SUÇLAR : Kişiyi hürriyetinden yoksun kılma, cinsel taciz, kasten yaralama
HÜKÜMLER :İstinaf başvurusunun esastan reddine, hükmün düzeltilerek istinaf başvurusunun esastan reddi
TEBLİĞNAME GÖRÜŞÜ : Ret, onama
İlk Derece Mahkemesince sanık hakkında cinsel taciz ve kasten yaralama suçlarından hükmolunan cezanın tür ve miktarı ile istinaf incelemesi üzerine Bölge Adliye Mahkemesince verilen karar dikkate alındığında, 5271 sayılı Ceza Muhakemesi Kanunu'nun (5271 sayılı Kanun) 286 ncı maddesinin ikinci fıkrasının (a) bendi uyarınca hükmün temyizinin mümkün olmadığı belirlenmiştir.

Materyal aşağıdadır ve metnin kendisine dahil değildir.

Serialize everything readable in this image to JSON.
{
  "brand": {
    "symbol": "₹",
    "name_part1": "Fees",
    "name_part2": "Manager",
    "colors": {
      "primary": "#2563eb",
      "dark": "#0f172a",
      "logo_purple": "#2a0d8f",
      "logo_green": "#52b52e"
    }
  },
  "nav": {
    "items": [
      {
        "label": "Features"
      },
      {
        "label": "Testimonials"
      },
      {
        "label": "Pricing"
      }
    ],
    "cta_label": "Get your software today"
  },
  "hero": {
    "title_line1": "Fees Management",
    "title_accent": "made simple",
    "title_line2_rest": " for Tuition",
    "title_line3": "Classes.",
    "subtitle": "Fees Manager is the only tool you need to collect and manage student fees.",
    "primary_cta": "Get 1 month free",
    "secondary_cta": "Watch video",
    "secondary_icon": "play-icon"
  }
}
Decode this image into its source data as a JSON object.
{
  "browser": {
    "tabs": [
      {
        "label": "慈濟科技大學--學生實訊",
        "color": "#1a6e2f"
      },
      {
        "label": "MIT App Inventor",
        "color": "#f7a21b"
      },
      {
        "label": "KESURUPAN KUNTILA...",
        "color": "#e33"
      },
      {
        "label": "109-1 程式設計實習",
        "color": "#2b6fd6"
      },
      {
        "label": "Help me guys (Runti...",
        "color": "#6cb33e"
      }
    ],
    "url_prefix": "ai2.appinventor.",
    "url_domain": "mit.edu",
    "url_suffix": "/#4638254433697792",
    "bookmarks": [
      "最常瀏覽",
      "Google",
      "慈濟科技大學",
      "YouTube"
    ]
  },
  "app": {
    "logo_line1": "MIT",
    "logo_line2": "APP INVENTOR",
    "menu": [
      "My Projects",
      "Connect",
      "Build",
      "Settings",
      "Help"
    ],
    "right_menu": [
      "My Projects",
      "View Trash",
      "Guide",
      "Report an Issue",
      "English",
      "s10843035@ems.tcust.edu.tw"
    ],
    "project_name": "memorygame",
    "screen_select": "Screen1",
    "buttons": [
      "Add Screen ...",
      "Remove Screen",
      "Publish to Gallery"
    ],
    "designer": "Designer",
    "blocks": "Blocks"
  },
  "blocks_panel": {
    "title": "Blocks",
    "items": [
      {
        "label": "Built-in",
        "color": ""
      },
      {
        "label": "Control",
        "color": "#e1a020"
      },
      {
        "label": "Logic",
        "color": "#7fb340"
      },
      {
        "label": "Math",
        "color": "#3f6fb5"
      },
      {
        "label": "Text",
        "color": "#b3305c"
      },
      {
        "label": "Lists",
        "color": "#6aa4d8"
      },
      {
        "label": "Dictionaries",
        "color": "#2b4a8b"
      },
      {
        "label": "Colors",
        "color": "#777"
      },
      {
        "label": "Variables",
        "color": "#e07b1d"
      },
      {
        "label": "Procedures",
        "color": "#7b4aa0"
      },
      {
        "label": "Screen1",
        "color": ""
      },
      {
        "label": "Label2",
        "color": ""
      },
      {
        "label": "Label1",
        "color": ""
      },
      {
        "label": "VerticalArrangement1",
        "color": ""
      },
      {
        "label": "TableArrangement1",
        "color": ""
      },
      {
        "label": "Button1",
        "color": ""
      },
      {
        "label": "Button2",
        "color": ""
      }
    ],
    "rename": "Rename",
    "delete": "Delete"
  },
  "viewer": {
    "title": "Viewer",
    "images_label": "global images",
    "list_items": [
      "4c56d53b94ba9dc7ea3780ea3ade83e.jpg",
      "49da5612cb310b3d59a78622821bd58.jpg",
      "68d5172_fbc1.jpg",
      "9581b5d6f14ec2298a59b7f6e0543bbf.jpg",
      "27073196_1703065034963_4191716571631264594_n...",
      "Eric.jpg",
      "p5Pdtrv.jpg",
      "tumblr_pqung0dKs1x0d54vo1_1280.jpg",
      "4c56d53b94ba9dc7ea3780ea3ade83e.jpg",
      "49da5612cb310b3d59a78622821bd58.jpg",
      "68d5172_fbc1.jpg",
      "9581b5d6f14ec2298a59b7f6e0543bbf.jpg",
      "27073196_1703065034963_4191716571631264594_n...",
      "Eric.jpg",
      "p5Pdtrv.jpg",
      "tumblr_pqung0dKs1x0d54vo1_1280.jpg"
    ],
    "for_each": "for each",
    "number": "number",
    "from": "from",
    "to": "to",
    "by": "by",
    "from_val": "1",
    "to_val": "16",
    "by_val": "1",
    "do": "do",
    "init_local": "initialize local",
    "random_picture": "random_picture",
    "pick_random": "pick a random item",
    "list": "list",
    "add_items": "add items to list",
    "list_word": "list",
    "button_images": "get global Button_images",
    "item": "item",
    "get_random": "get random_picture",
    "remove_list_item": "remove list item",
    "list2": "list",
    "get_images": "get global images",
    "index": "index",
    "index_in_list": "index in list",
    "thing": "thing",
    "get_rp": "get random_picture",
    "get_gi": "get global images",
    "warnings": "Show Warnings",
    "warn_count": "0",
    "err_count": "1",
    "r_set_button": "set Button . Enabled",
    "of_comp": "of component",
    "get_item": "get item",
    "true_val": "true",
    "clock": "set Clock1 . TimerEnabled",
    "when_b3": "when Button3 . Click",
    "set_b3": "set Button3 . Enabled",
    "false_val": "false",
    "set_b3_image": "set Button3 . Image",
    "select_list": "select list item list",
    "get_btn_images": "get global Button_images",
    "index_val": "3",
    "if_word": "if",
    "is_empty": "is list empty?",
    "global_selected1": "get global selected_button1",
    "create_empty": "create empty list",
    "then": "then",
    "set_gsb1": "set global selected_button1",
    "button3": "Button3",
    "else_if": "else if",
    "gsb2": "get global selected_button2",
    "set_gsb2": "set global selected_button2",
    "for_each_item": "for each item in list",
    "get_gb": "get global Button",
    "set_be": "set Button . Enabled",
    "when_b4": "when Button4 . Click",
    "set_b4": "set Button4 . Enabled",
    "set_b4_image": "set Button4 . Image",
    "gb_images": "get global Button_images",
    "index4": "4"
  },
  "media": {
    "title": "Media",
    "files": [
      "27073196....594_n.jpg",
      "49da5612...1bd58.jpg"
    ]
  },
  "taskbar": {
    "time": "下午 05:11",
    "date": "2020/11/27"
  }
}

İlk Derece Mahkemesince verilen hükme yönelik istinaf incelemesi üzerine Bölge Adliye Mahkemesi tarafından kişiyi hürriyetinden yoksun kılma suçundan verilen kararın; 5271 sayılıKanun'un 286 ncı maddesinin birinci fıkrası uyarınca temyiz edilebilir olduğu, 260 ıncı maddesinin birinci fıkrası gereği temyiz edenin hükmü temyize hak ve yetkisinin bulunduğu, 291 inci maddesinin birinci fıkrası gereği temyiz isteminin süresinde olduğu, 294 üncü maddesinin birinci fıkrası gereği temyiz dilekçesinde temyiz sebeplerine yer verildiği, 298 inci maddesinin birinci fıkrası gereği temyiz isteminin reddini gerektirir bir durumun bulunmadığı yapılan ön inceleme neticesinde tespit edilmekle, gereği düşünüldü:
I. HUKUKÎ SÜREÇ
1. İstanbul Anadolu Cumhuriyet Başsavcılığının 12.03.2020 tarihli iddianamesiyle sanık ... hakkında kişiyi hürriyetinden yoksun kılma suçundan 5237 sayılı Türk Ceza Kanunu'nun (5237 sayılı Kanun) 109 uncu maddesinin ikinci fıkrası uyarınca, üçüncü fıkrasının (a) bendi uyarınca, nitelikli cinsel saldırı suçundan 5237 sayılı Kanun'un 102 nci maddesinin ikinci fıkrası, 35 inci maddesi uyarınca, yaralama suçundan 5237 sayılı Kanun'un 86 ıcı maddesinin ikinci fıkrası, üçüncü fıkrasının (e) bendi uyarınca cezalandırılması talebiyle dava açılmıştır.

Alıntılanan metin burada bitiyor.